I’ve made some of my best oaths at happy hour; that’s also where I try to come up with the Tuesday Too questions on Monday night. Yesterday Abbott gave me a good scare. Since the car is broken, Abbott started off to PJ’s on foot about 10 minutes ahead of me, because he walks so slowly. I followed the same route he normally takes, which BTW goes past Memorial Hospital. I did not see him on the way. When I arrived at PJ’s he wasn’t there. Everyone asks “where’s Abbott?” and I say, “I thought he be here already”. I order my drink, and after another 10 minutes goes by, I start to worry. I decide I’d better call his daughter who lives nearby. I’m thinking he’s either at the hospital, or he went to Rocky Run instead of PJ’s. I won’t go with him to Rocky Run, because Meg the bartender is what they call a “slim pourer”, meaning if you drink vodka, you might as well be paying 3 dollars for a glass of water!

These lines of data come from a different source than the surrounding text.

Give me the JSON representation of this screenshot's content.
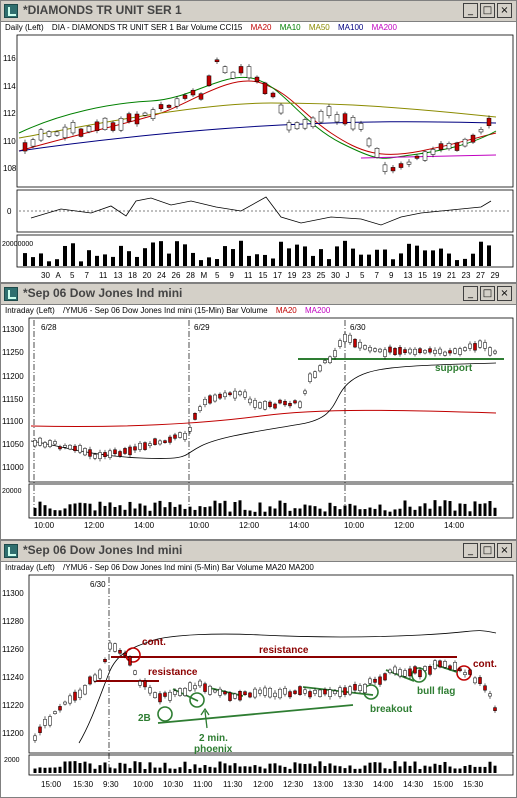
{
  "colors": {
    "ma20": "#c00000",
    "ma10": "#008000",
    "ma50": "#8b8b00",
    "ma100": "#000080",
    "ma200": "#c000c0",
    "annot_red": "#c00000",
    "annot_green": "#008000"
  },
  "window_controls": {
    "minimize": "_",
    "maximize": "□",
    "close": "×"
  },
  "win1": {
    "title": "*DIAMONDS TR UNIT SER 1",
    "info": {
      "period": "Daily  (Left)",
      "symbol": "DIA - DIAMONDS TR UNIT SER 1  Bar  Volume  CCI15",
      "ma20": "MA20",
      "ma10": "MA10",
      "ma50": "MA50",
      "ma100": "MA100",
      "ma200": "MA200"
    },
    "price_ticks": [
      "116",
      "114",
      "112",
      "110",
      "108"
    ],
    "cci_tick": "0",
    "volume_tick": "20000000",
    "date_ticks": [
      "30",
      "A",
      "5",
      "7",
      "11",
      "13",
      "18",
      "20",
      "24",
      "26",
      "28",
      "M",
      "5",
      "9",
      "11",
      "15",
      "17",
      "19",
      "23",
      "25",
      "30",
      "J",
      "5",
      "7",
      "9",
      "13",
      "15",
      "19",
      "21",
      "23",
      "27",
      "29"
    ]
  },
  "win2": {
    "title": "*Sep 06  Dow Jones Ind mini",
    "info": {
      "period": "Intraday  (Left)",
      "symbol": "/YMU6 - Sep 06  Dow Jones Ind mini (15-Min)  Bar  Volume",
      "ma20": "MA20",
      "ma200": "MA200"
    },
    "price_ticks": [
      "11300",
      "11250",
      "11200",
      "11150",
      "11100",
      "11050",
      "11000"
    ],
    "volume_tick": "20000",
    "session_labels": [
      "6/28",
      "6/29",
      "6/30"
    ],
    "time_ticks": [
      "10:00",
      "12:00",
      "14:00",
      "10:00",
      "12:00",
      "14:00",
      "10:00",
      "12:00",
      "14:00"
    ],
    "annotations": {
      "support": "support"
    }
  },
  "win3": {
    "title": "*Sep 06  Dow Jones Ind mini",
    "info": {
      "period": "Intraday  (Left)",
      "symbol": "/YMU6 - Sep 06  Dow Jones Ind mini (5-Min)  Bar  Volume  MA20  MA200"
    },
    "price_ticks": [
      "11300",
      "11280",
      "11260",
      "11240",
      "11220",
      "11200"
    ],
    "volume_tick": "2000",
    "session_label": "6/30",
    "time_ticks": [
      "15:00",
      "15:30",
      "9:30",
      "10:00",
      "10:30",
      "11:00",
      "11:30",
      "12:00",
      "12:30",
      "13:00",
      "13:30",
      "14:00",
      "14:30",
      "15:00",
      "15:30"
    ],
    "annotations": {
      "cont1": "cont.",
      "resistance_short": "resistance",
      "resistance_long": "resistance",
      "two_b": "2B",
      "phoenix_line1": "2 min.",
      "phoenix_line2": "phoenix",
      "breakout": "breakout",
      "bull_flag": "bull flag",
      "cont2": "cont."
    }
  }
}
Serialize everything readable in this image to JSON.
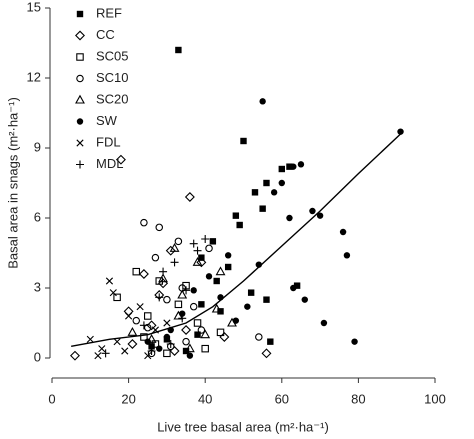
{
  "chart_data": {
    "type": "scatter",
    "x_label": "Live tree basal area  (m²·ha⁻¹)",
    "y_label": "Basal area in snags (m²·ha⁻¹)",
    "xlim": [
      0,
      100
    ],
    "ylim": [
      0,
      15
    ],
    "xticks": [
      0,
      20,
      40,
      60,
      80,
      100
    ],
    "yticks": [
      0,
      3,
      6,
      9,
      12,
      15
    ],
    "legend": "top-left",
    "series": [
      {
        "name": "REF",
        "marker": "filled-square",
        "color": "#000",
        "x": [
          33,
          50,
          60,
          62,
          56,
          53,
          55,
          48,
          42,
          49,
          39,
          46,
          43,
          39,
          56,
          64,
          57,
          26,
          35,
          38,
          30,
          44,
          52
        ],
        "values": [
          13.2,
          9.3,
          8.1,
          8.2,
          7.5,
          7.1,
          6.4,
          6.1,
          5.0,
          5.7,
          4.3,
          3.9,
          3.3,
          2.3,
          2.5,
          3.1,
          0.7,
          0.5,
          0.3,
          1.0,
          0.8,
          2.0,
          2.8
        ]
      },
      {
        "name": "CC",
        "marker": "diamond",
        "color": "#000",
        "x": [
          18,
          36,
          39,
          31,
          28,
          24,
          20,
          35,
          56,
          6,
          21,
          26,
          32,
          45,
          29
        ],
        "values": [
          8.5,
          6.9,
          4.1,
          4.6,
          2.7,
          3.6,
          2.0,
          1.2,
          0.2,
          0.1,
          0.6,
          1.4,
          0.3,
          0.9,
          3.2
        ]
      },
      {
        "name": "SC05",
        "marker": "square",
        "color": "#000",
        "x": [
          22,
          17,
          28,
          25,
          33,
          38,
          40,
          30,
          44,
          24,
          35,
          27
        ],
        "values": [
          3.7,
          2.6,
          3.3,
          1.8,
          2.3,
          1.5,
          0.4,
          0.2,
          1.1,
          0.9,
          3.1,
          0.6
        ]
      },
      {
        "name": "SC10",
        "marker": "circle",
        "color": "#000",
        "x": [
          24,
          28,
          33,
          41,
          27,
          34,
          30,
          37,
          25,
          54,
          31,
          39,
          26,
          35,
          22
        ],
        "values": [
          5.8,
          5.6,
          5.0,
          4.7,
          4.3,
          3.0,
          2.5,
          2.2,
          1.3,
          0.9,
          0.5,
          1.2,
          0.2,
          0.7,
          1.6
        ]
      },
      {
        "name": "SC20",
        "marker": "triangle",
        "color": "#000",
        "x": [
          32,
          38,
          44,
          29,
          34,
          43,
          21,
          47,
          26,
          36,
          33,
          40
        ],
        "values": [
          4.7,
          4.1,
          3.7,
          3.4,
          2.7,
          2.1,
          1.1,
          1.5,
          0.8,
          0.4,
          1.8,
          1.0
        ]
      },
      {
        "name": "SW",
        "marker": "filled-circle",
        "color": "#000",
        "x": [
          91,
          55,
          65,
          63,
          60,
          58,
          70,
          68,
          62,
          76,
          77,
          79,
          71,
          66,
          63,
          54,
          46,
          41,
          51,
          37,
          34,
          31,
          28,
          36,
          25,
          48,
          44,
          30
        ],
        "values": [
          9.7,
          11.0,
          8.3,
          8.2,
          7.5,
          7.1,
          6.1,
          6.3,
          6.0,
          5.4,
          4.4,
          0.7,
          1.5,
          2.5,
          3.0,
          4.0,
          4.4,
          3.5,
          2.2,
          2.9,
          1.9,
          1.2,
          0.4,
          0.1,
          0.7,
          1.6,
          2.6,
          0.9
        ]
      },
      {
        "name": "FDL",
        "marker": "cross",
        "color": "#000",
        "x": [
          15,
          10,
          13,
          16,
          20,
          12,
          27,
          17,
          23,
          30,
          19,
          25
        ],
        "values": [
          3.3,
          0.8,
          0.4,
          2.8,
          1.8,
          0.1,
          1.2,
          0.7,
          2.2,
          1.5,
          0.3,
          0.1
        ]
      },
      {
        "name": "MDL",
        "marker": "plus",
        "color": "#000",
        "x": [
          40,
          37,
          38,
          32,
          29,
          35,
          24,
          31,
          14,
          28,
          34,
          26
        ],
        "values": [
          5.1,
          4.9,
          4.6,
          4.1,
          3.7,
          2.9,
          1.4,
          0.6,
          0.2,
          2.6,
          1.7,
          0.3
        ]
      }
    ],
    "fit_line": {
      "color": "#000",
      "x": [
        5,
        15,
        25,
        35,
        42,
        50,
        60,
        70,
        80,
        91
      ],
      "values": [
        0.5,
        0.8,
        1.0,
        1.5,
        2.2,
        3.3,
        4.8,
        6.3,
        7.9,
        9.6
      ]
    }
  }
}
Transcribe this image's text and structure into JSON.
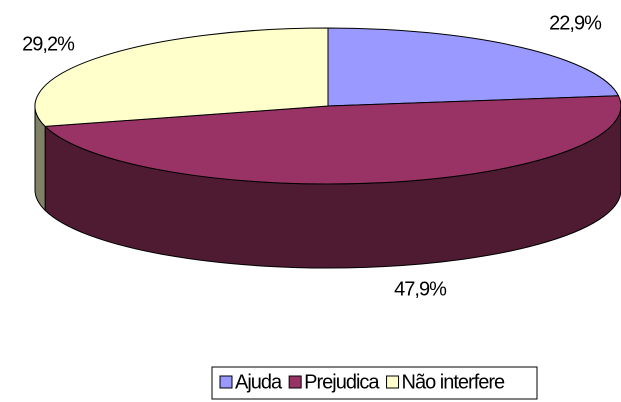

Ten more minutes go by, and Abbott’s daughter is driving around looking for him when he finally shows up. He says he was walking over here all that time. hmmm, I say, “are you sure you didn’t go to Rocky Run?” “Nope, just walking over here.” I say, “let me see that twenty dollar bill then.” He says, “how do you know I didn’t have two of them?” We laugh, and I’m relieved he’s okay, get his daughter on the phone and call off the alert. So how did you spend your Saturday evening?
It’s light, it’s fast and it doesn’t crash!
Yeah, but what’s wrong with it?
You’re right it’s not perfect. Here I am editing my blog, and what I don’t have available are the HTML tags you can click on at the top of the editing “machine”. Otherwise it picks up all the things good ole Netscape 4.7 doesn’t, such as numbers on the comments and the archive listiing on the main page.
Where’s one of your new paintings?
“There is no such thing as a long piece of work, except one that you dare not start.”